Psicología humana: la persona no es un objeto
Desde un punto de vista filosófico, el ser humano tiene una grandeza ilimitada en tanto que tiene inteligencia y también voluntad. Es decir, puede conocer la realidad y profundizar en nuevos matices. También tiene capacidad de amar y de elegir aquello que de verdad desea. Pues bien, la libertad es una de las cualidades más positivas del ser humano. En definitiva, la realidad de la persona contrasta con la realidad de un objeto material que sirve para algo, es decir, tiene una función en concreto. Por el contrario, cada persona es única e irrepetible, en definitiva, no puede ser sutituida por otra. Así sucede cuando muere un ser querido: sientes un vacío que no puede ser llenado por nada.

Sin embargo, también existen situaciones en las que una persona puede ser denigrada y tratada como un objeto. Así sucede, por ejemplo, en la amistad basada en la utilidad o en el interés como explica Tomás de Aquino. Por el contrario, en la amistad verdadera, deseas el bien de la otra persona y te alegras por sus éxitos y te entristeces por aquello que le hace sufrir.

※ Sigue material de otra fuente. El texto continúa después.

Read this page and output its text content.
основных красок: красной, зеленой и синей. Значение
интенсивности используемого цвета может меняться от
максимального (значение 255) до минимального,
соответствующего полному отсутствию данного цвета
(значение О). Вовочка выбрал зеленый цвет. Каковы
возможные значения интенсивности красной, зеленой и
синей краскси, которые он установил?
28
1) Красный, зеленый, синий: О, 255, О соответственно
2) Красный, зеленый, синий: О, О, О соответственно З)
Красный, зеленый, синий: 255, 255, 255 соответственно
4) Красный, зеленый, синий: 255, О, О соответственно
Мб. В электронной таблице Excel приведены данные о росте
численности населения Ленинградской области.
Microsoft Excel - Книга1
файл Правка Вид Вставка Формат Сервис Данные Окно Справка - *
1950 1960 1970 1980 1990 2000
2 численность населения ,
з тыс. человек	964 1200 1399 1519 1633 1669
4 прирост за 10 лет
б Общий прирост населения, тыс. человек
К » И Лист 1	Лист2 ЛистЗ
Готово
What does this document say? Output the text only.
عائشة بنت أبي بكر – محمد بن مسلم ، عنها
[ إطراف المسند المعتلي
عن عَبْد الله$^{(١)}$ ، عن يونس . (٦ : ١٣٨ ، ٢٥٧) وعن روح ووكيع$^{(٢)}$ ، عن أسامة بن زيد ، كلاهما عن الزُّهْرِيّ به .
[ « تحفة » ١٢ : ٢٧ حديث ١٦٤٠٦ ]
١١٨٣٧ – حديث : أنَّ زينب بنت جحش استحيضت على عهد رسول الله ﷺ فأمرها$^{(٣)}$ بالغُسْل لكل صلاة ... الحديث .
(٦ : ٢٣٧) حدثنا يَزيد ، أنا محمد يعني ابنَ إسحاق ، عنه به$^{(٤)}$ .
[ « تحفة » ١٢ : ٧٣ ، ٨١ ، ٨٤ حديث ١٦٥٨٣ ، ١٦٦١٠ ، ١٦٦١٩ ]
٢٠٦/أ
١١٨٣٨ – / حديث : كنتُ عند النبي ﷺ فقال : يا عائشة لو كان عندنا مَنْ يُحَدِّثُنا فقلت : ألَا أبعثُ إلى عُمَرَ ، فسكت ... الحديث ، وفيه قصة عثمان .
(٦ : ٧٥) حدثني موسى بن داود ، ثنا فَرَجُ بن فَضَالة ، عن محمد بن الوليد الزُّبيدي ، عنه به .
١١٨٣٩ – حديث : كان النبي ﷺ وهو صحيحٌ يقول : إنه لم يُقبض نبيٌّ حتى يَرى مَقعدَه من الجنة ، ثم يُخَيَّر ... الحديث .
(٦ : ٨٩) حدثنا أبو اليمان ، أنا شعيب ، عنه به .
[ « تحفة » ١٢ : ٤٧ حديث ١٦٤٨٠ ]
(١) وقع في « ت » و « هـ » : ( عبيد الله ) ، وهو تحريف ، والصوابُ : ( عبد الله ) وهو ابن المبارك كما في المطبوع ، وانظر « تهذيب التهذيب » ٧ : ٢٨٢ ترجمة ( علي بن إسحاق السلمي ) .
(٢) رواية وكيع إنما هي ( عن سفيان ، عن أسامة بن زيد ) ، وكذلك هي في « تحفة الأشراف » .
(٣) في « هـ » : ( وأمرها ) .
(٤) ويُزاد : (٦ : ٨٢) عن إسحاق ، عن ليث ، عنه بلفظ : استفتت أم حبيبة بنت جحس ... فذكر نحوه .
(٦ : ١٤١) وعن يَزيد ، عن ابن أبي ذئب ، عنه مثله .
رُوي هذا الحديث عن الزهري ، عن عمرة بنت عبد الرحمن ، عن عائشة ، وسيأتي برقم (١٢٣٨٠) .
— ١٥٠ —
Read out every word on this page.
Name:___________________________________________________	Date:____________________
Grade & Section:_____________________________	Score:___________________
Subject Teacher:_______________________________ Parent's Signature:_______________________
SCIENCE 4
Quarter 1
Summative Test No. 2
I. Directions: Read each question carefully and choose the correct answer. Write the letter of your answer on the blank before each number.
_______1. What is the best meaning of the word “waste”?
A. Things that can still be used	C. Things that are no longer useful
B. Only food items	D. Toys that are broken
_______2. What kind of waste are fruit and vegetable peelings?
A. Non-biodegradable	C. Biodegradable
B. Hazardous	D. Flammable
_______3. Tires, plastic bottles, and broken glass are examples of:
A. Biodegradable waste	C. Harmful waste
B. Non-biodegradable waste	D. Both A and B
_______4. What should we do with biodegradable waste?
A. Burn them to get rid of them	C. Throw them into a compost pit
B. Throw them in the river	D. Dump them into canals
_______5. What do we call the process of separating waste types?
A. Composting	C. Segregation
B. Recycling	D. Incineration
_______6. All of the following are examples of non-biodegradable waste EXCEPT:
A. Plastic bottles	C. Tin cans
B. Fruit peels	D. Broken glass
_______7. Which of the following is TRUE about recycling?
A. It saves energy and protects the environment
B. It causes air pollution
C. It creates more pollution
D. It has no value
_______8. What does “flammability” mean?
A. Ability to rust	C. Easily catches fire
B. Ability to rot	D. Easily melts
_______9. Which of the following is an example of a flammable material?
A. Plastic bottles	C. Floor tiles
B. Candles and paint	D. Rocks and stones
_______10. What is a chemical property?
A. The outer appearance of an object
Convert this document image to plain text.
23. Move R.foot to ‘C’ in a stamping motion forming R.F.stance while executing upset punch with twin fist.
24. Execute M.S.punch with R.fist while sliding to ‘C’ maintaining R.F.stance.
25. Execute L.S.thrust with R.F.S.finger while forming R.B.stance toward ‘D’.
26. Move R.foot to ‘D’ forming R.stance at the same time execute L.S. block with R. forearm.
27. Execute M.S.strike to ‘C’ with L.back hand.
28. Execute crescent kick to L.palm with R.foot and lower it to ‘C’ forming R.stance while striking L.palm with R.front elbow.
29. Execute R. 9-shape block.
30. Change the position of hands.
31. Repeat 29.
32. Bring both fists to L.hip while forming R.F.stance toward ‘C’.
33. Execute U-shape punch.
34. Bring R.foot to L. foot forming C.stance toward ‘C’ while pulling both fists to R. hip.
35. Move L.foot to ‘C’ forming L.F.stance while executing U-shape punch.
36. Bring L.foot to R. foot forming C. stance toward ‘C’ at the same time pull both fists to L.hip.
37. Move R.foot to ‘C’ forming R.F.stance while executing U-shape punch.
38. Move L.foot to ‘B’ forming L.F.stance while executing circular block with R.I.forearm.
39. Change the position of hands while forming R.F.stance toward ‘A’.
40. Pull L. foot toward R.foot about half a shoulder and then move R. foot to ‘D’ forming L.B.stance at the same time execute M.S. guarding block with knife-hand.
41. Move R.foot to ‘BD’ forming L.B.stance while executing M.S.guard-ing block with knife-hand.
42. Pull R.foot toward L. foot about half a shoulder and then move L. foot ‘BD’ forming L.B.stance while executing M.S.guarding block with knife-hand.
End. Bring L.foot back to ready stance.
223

Detrás de la manipulación también existe otra forma de tratar a una persona como si fuese una cosa. Del mismo modo, también existe un trato inadecuado detrás de los malos tratos, de la humillaciones o de los insultos… A veces, existen situaciones en las que no damos el valor necesario a la persona. Por ejemplo, cuando pasamos por la puerta de una iglesia y vemos a alguien que está pidiendo limosna, sin embargo, ni siquiera bajamos la mirada para pensar en qué puede estar sintiendo esa persona en esa situación en concreto.

La indiferencia, en ciertos momentos, puede ser muy dura y también difícil. Por ello, nada mejor que aprender a tratar al ser humano como humano en base a su dignidad siempre y en cualquier circunstancia.